The truth of the matter is that, as FDR said, “The only thing we have to fear is fear itself.” We’re all gonna die. Sooner or later. Everyone but the most depressed among us hope it will be later rather than sooner, but it will happen. And that is the worst that can happen. When you think about it, rationally, it’s not that big of a deal. The important thing is to make what we can out of the time we do have on this earth. And fear robs us of that. If we are constantly afraid of what is going to happen to us, we don’t truly live. We stay secluded in our nice safe prisons and wait for death to take us.
Fear is intrinsically a selfish emotion. It says “I or someone I care about could potentially be harmed.” Which is a good emotion on the surface. We should care about our well-being and that of our loved ones. The problem starts when that good emotion is used to justify actions that ultimately harm or endanger our non-loved ones in the belief that this will make ourselves safer. Taken to an extreme, which it so often is, fear will counter love and destroy peace.

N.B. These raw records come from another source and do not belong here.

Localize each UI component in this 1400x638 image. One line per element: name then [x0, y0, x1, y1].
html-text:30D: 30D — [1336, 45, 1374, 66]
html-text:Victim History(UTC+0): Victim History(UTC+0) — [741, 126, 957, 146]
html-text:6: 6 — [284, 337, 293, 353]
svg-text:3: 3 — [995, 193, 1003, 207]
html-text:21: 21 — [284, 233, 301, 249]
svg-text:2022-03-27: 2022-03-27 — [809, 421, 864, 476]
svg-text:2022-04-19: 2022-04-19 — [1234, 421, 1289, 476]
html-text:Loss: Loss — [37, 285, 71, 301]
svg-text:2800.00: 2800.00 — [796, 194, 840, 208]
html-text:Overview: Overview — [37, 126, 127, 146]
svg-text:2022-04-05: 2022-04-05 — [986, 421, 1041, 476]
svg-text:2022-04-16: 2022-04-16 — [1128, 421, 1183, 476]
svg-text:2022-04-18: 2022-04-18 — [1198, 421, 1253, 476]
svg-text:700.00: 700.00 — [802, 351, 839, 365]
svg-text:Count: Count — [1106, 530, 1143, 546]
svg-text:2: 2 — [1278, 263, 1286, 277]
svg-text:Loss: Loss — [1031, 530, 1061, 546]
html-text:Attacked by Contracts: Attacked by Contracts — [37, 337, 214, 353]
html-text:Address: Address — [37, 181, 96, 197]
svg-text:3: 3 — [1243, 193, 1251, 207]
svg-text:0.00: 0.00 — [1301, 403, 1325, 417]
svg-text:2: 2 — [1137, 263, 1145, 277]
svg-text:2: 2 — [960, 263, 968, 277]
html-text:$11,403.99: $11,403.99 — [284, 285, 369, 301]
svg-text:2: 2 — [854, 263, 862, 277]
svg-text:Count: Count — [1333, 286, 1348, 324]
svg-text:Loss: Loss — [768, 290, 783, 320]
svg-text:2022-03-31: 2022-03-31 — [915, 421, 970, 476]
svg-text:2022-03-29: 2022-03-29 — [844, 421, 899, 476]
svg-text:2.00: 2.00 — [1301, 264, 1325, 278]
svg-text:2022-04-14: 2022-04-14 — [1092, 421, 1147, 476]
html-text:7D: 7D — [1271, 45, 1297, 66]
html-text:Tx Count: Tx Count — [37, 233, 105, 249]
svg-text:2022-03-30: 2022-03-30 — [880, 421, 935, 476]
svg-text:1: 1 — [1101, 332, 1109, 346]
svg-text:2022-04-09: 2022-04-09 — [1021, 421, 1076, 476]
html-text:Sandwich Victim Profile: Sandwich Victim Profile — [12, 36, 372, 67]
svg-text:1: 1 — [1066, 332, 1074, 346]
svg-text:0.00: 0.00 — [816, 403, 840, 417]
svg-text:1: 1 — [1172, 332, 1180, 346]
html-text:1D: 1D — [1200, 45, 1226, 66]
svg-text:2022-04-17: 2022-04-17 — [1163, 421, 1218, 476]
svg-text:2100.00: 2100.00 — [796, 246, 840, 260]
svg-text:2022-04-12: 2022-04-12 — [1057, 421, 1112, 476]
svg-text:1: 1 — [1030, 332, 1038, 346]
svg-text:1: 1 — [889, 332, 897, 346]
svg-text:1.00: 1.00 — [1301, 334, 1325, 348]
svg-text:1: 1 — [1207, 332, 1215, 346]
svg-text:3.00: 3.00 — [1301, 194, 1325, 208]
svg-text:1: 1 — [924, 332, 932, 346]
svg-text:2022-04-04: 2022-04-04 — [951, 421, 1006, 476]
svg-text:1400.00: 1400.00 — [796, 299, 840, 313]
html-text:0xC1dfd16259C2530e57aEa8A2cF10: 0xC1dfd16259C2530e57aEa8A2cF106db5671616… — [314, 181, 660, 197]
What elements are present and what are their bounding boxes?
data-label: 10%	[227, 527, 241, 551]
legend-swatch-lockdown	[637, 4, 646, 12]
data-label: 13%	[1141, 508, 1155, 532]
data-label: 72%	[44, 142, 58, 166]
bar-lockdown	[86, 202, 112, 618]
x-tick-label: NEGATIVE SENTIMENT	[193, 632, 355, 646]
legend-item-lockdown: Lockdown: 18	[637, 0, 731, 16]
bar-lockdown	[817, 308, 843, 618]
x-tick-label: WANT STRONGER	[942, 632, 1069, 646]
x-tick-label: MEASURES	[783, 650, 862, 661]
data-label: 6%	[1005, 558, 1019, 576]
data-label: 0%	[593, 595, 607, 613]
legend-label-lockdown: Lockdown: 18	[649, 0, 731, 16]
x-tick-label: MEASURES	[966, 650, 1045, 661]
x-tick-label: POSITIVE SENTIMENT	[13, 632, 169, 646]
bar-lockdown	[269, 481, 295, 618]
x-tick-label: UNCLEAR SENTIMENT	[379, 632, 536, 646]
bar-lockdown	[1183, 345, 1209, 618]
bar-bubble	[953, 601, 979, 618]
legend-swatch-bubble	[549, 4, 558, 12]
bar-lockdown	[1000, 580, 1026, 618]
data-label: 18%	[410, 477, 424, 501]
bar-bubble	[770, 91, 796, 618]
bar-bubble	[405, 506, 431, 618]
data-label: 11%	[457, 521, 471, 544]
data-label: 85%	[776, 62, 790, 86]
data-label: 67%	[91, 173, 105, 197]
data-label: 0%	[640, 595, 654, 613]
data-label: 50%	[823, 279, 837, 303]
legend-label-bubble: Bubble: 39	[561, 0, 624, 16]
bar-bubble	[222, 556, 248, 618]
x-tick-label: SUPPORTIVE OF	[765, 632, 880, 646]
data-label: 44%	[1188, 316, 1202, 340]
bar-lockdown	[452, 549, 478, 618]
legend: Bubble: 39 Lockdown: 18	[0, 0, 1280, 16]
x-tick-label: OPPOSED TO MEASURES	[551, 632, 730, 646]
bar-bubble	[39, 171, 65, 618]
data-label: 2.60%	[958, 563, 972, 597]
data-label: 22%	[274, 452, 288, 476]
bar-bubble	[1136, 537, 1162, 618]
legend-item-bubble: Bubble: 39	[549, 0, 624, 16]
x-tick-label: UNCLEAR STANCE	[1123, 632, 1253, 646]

“Perfect love casts out fear.” If we fear things, we close ourselves off from loving them. If we are afraid of the poor or of minorities, we will never see through our own shroud of fear to their true worth as human beings. The same goes for every ethnic, social, and political group. They are all made up of people, and we should love them as creations of God. Because God loves them, we should love them as well.
That is not to say we should simply not concern ourselves with those who genuinely wish to bring us harm, but we should seek to love first and foremost and leave retaliation or violence for the last resort. Instead of fearing we should seek ways to sow love in order to prevent violence from being necessary and promote peace and understanding. This may not always be possible or easy, but it is far better than the alternative.

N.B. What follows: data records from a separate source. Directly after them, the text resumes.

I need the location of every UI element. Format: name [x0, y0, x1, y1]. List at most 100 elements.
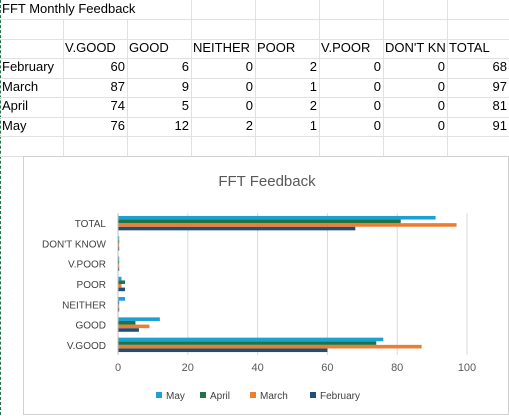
data-cell[interactable]: 1 [309, 118, 317, 133]
data-cell[interactable]: 0 [437, 98, 445, 113]
gridline-horizontal [0, 117, 509, 118]
bar [118, 341, 377, 345]
legend-swatch [310, 392, 316, 398]
row-label-cell[interactable]: April [2, 98, 29, 113]
x-tick-label: 100 [458, 362, 476, 374]
chart-title: FFT Feedback [218, 173, 316, 190]
bar [118, 226, 356, 231]
gridline-horizontal [0, 39, 509, 40]
bar [118, 344, 422, 349]
data-cell[interactable]: 60 [110, 59, 125, 74]
data-cell[interactable]: 0 [373, 98, 381, 113]
gridline-horizontal [0, 78, 509, 79]
column-header-cell[interactable]: V.GOOD [65, 40, 116, 55]
bar [118, 239, 120, 244]
x-tick-label: 40 [251, 362, 263, 374]
data-cell[interactable]: 6 [181, 59, 189, 74]
bar [118, 300, 120, 305]
data-cell[interactable]: 0 [437, 59, 445, 74]
bar [118, 337, 384, 342]
data-cell[interactable]: 0 [373, 59, 381, 74]
y-category-label: GOOD [75, 321, 106, 332]
bar [118, 243, 120, 248]
data-cell[interactable]: 91 [492, 118, 507, 133]
legend-swatch [156, 392, 162, 398]
column-header-cell[interactable]: TOTAL [449, 40, 490, 55]
data-cell[interactable]: 0 [437, 118, 445, 133]
column-header-cell[interactable]: POOR [257, 40, 296, 55]
data-cell[interactable]: 5 [181, 98, 189, 113]
y-category-label: POOR [77, 280, 106, 291]
bar [118, 348, 328, 353]
legend-label: April [210, 391, 230, 402]
row-label-cell[interactable]: May [2, 118, 27, 133]
bar [118, 260, 120, 264]
bar [118, 215, 436, 220]
bar [118, 247, 120, 251]
bar [118, 256, 120, 261]
chart-area[interactable]: FFT Feedback 0 20 40 60 80 100 V.GOOD GOOD NEITH… [23, 156, 509, 415]
sheet-title[interactable]: FFT Monthly Feedback [2, 0, 138, 19]
bar [118, 317, 160, 321]
sheet-left-border [0, 0, 1, 415]
data-cell[interactable]: 12 [174, 118, 189, 133]
bar [118, 219, 401, 224]
legend-swatch [200, 392, 206, 398]
data-cell[interactable]: 2 [309, 59, 317, 74]
gridline-horizontal [0, 97, 509, 98]
bar [118, 236, 120, 240]
x-tick-label: 20 [182, 362, 194, 374]
data-cell[interactable]: 0 [245, 79, 253, 94]
legend-swatch [250, 392, 256, 398]
bar [118, 223, 457, 227]
row-label-cell[interactable]: February [2, 59, 55, 74]
bar [118, 267, 120, 271]
data-cell[interactable]: 74 [110, 98, 125, 113]
bar [118, 328, 139, 332]
bar [118, 284, 122, 288]
gridline-horizontal [0, 19, 509, 20]
y-category-label: V.GOOD [67, 341, 106, 352]
column-header-cell[interactable]: DON'T KN [385, 40, 445, 55]
data-cell[interactable]: 0 [373, 118, 381, 133]
y-category-label: DON'T KNOW [42, 239, 107, 250]
bar [118, 320, 136, 325]
bar [118, 263, 120, 268]
bar [118, 324, 150, 329]
bar [118, 280, 125, 284]
legend-label: March [260, 391, 288, 402]
data-cell[interactable]: 81 [492, 98, 507, 113]
x-tick-label: 0 [115, 362, 121, 374]
y-category-label: V.POOR [68, 260, 106, 271]
data-cell[interactable]: 0 [245, 59, 253, 74]
y-category-label: NEITHER [62, 300, 106, 311]
data-cell[interactable]: 2 [309, 98, 317, 113]
bar [118, 297, 125, 301]
data-cell[interactable]: 76 [110, 118, 125, 133]
row-label-cell[interactable]: March [2, 79, 39, 94]
data-cell[interactable]: 0 [437, 79, 445, 94]
gridline-horizontal [0, 136, 509, 137]
legend-label: February [320, 391, 360, 402]
gridline-horizontal [0, 58, 509, 59]
column-header-cell[interactable]: V.POOR [321, 40, 371, 55]
bar [118, 304, 120, 308]
legend-label: May [166, 391, 185, 402]
data-cell[interactable]: 0 [373, 79, 381, 94]
column-header-cell[interactable]: NEITHER [193, 40, 251, 55]
data-cell[interactable]: 1 [309, 79, 317, 94]
bar [118, 307, 120, 312]
data-cell[interactable]: 87 [110, 79, 125, 94]
bar [118, 287, 125, 292]
x-tick-label: 60 [321, 362, 333, 374]
data-cell[interactable]: 2 [245, 118, 253, 133]
data-cell[interactable]: 97 [492, 79, 507, 94]
data-cell[interactable]: 9 [181, 79, 189, 94]
chart-svg: 0 20 40 60 80 100 V.GOOD GOOD NEITHER POOR V.POOR D… [42, 213, 476, 402]
x-tick-label: 80 [391, 362, 403, 374]
y-category-label: TOTAL [75, 219, 107, 230]
column-header-cell[interactable]: GOOD [129, 40, 169, 55]
data-cell[interactable]: 68 [492, 59, 507, 74]
bar [118, 276, 122, 281]
data-cell[interactable]: 0 [245, 98, 253, 113]
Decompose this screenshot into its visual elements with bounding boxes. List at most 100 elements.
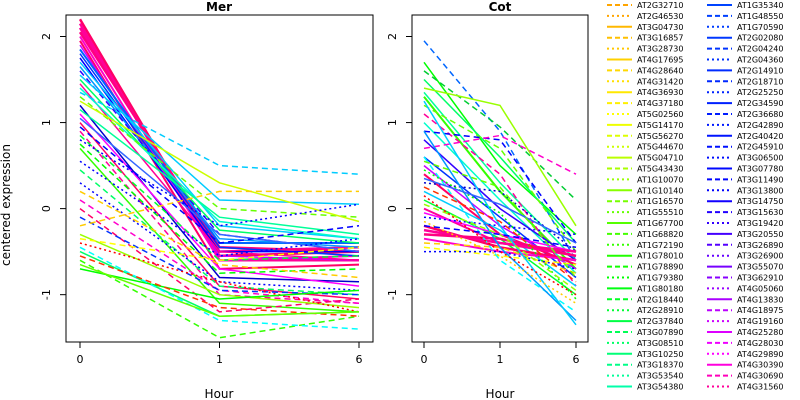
legend-label-0-33: AT3G18370 — [637, 361, 683, 370]
series-line-mer-44 — [79, 246, 360, 330]
series-layer-cot — [423, 40, 577, 326]
legend-label-0-26: AT1G80180 — [637, 284, 683, 293]
legend-label-1-2: AT1G70590 — [737, 23, 783, 32]
legend-label-0-23: AT1G78010 — [637, 252, 683, 261]
series-layer-mer — [78, 18, 360, 339]
series-line-mer-19 — [79, 100, 360, 223]
x-ticks-cot: 0 1 6 — [421, 342, 580, 366]
legend-label-1-18: AT3G14750 — [737, 197, 783, 206]
series-line-mer-21 — [79, 109, 360, 236]
legend-label-1-4: AT2G04240 — [737, 45, 783, 54]
series-line-cot-24 — [423, 233, 577, 258]
legend-label-1-3: AT2G02080 — [737, 34, 783, 43]
x-tick-label-cot-0: 0 — [421, 353, 428, 366]
legend-label-1-13: AT2G45910 — [737, 143, 783, 152]
legend-label-1-32: AT4G29890 — [737, 350, 783, 359]
series-line-mer-38 — [79, 190, 359, 227]
legend-label-1-27: AT4G13830 — [737, 295, 783, 304]
y-tick-label-cot-3: 2 — [386, 33, 399, 40]
legend-label-0-5: AT4G17695 — [637, 56, 683, 65]
series-line-cot-1 — [423, 61, 577, 235]
series-line-mer-16 — [79, 87, 360, 240]
series-line-mer-18 — [79, 96, 360, 218]
legend-label-0-1: AT2G46530 — [637, 12, 683, 21]
y-tick-label-mer-3: 2 — [40, 33, 53, 40]
series-line-cot-4 — [423, 87, 577, 227]
x-ticks-mer: 0 1 6 — [77, 342, 363, 366]
legend-label-0-32: AT3G10250 — [637, 350, 683, 359]
series-line-cot-10 — [423, 130, 577, 244]
series-line-mer-47 — [79, 237, 360, 262]
legend-label-1-34: AT4G30690 — [737, 372, 783, 381]
series-line-mer-30 — [79, 147, 360, 313]
x-tick-label-mer-0: 0 — [77, 353, 84, 366]
legend-label-1-12: AT2G40420 — [737, 132, 783, 141]
y-tick-label-mer-1: 0 — [40, 205, 53, 212]
x-tick-label-cot-2: 6 — [573, 353, 580, 366]
legend-label-0-6: AT4G28640 — [637, 66, 683, 75]
legend-label-0-11: AT5G14170 — [637, 121, 683, 130]
legend-label-1-16: AT3G11490 — [737, 175, 783, 184]
legend-label-0-8: AT4G36930 — [637, 88, 683, 97]
x-tick-label-mer-1: 1 — [216, 353, 223, 366]
x-axis-label-mer: Hour — [205, 387, 234, 400]
y-axis-label: centered expression — [0, 144, 13, 266]
legend-label-0-4: AT3G28730 — [637, 45, 683, 54]
legend-label-0-18: AT1G16570 — [637, 197, 683, 206]
legend-label-0-9: AT4G37180 — [637, 99, 683, 108]
series-line-cot-31 — [423, 100, 577, 326]
legend-label-1-17: AT3G13800 — [737, 186, 783, 195]
y-ticks-cot: -1 0 1 2 — [386, 33, 412, 300]
series-line-cot-26 — [423, 242, 577, 274]
y-tick-label-mer-2: 1 — [40, 119, 53, 126]
series-line-cot-5 — [423, 91, 577, 261]
legend-label-1-23: AT3G26900 — [737, 252, 783, 261]
legend-label-1-8: AT2G25250 — [737, 88, 783, 97]
series-line-cot-27 — [423, 246, 577, 266]
series-line-mer-42 — [79, 259, 360, 339]
series-line-cot-39 — [423, 160, 577, 278]
legend-label-1-6: AT2G14910 — [737, 66, 783, 75]
series-line-mer-33 — [79, 182, 360, 292]
legend-label-1-9: AT2G34590 — [737, 99, 783, 108]
series-line-mer-34 — [79, 190, 360, 279]
legend-label-0-19: AT1G55510 — [637, 208, 683, 217]
legend-label-1-30: AT4G25280 — [737, 328, 783, 337]
y-tick-label-cot-0: -1 — [386, 289, 399, 300]
legend-label-0-30: AT3G07890 — [637, 328, 683, 337]
legend-label-1-22: AT3G26890 — [737, 241, 783, 250]
series-line-cot-7 — [423, 104, 577, 253]
legend-label-1-25: AT3G62910 — [737, 274, 783, 283]
y-tick-label-mer-0: -1 — [40, 289, 53, 300]
series-line-mer-17 — [79, 91, 360, 175]
legend-label-0-28: AT2G28910 — [637, 306, 683, 315]
legend-label-0-7: AT4G31420 — [637, 77, 683, 86]
series-line-mer-27 — [79, 134, 360, 262]
panel-title-mer: Mer — [206, 0, 232, 14]
legend: AT2G32710 AT2G46530 AT3G04730 AT3G16857 AT3G… — [607, 1, 783, 392]
legend-label-0-27: AT2G18440 — [637, 295, 683, 304]
legend-label-0-12: AT5G56270 — [637, 132, 683, 141]
legend-label-1-21: AT3G20550 — [737, 230, 783, 239]
y-ticks-mer: -1 0 1 2 — [40, 33, 66, 300]
panel-title-cot: Cot — [489, 0, 512, 14]
series-line-cot-29 — [423, 156, 577, 313]
legend-label-0-35: AT3G54380 — [637, 383, 683, 392]
legend-label-0-24: AT1G78890 — [637, 263, 683, 272]
legend-label-1-14: AT3G06500 — [737, 154, 783, 163]
series-line-cot-3 — [423, 78, 577, 244]
series-line-mer-31 — [79, 160, 360, 257]
series-line-mer-35 — [79, 199, 360, 305]
legend-label-1-15: AT3G07780 — [737, 165, 783, 174]
legend-label-1-24: AT3G55070 — [737, 263, 783, 272]
series-line-cot-17 — [423, 190, 577, 287]
x-tick-label-mer-2: 6 — [356, 353, 363, 366]
series-line-cot-16 — [423, 182, 577, 253]
x-axis-label-cot: Hour — [486, 387, 515, 400]
series-line-mer-29 — [79, 143, 360, 274]
legend-label-0-14: AT5G04710 — [637, 154, 683, 163]
series-line-cot-37 — [423, 225, 577, 249]
legend-label-1-1: AT1G48550 — [737, 12, 783, 21]
series-line-cot-30 — [423, 130, 577, 322]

For me, looking over my shoulder all the time is not worth it. Constant fear is not living. It is a slow death worse than any torture devised by those we fear. Paranoia is not healthy. We jump at shadows while becoming inured to real dangers. We fail to love when we aught. We are not at peace and we have no joy. We withhold kindness from those who need it badly. And it causes us to lose our sense of humor. And if we lose our sense of humor and succumb to constant fear then the terrorists truly have won.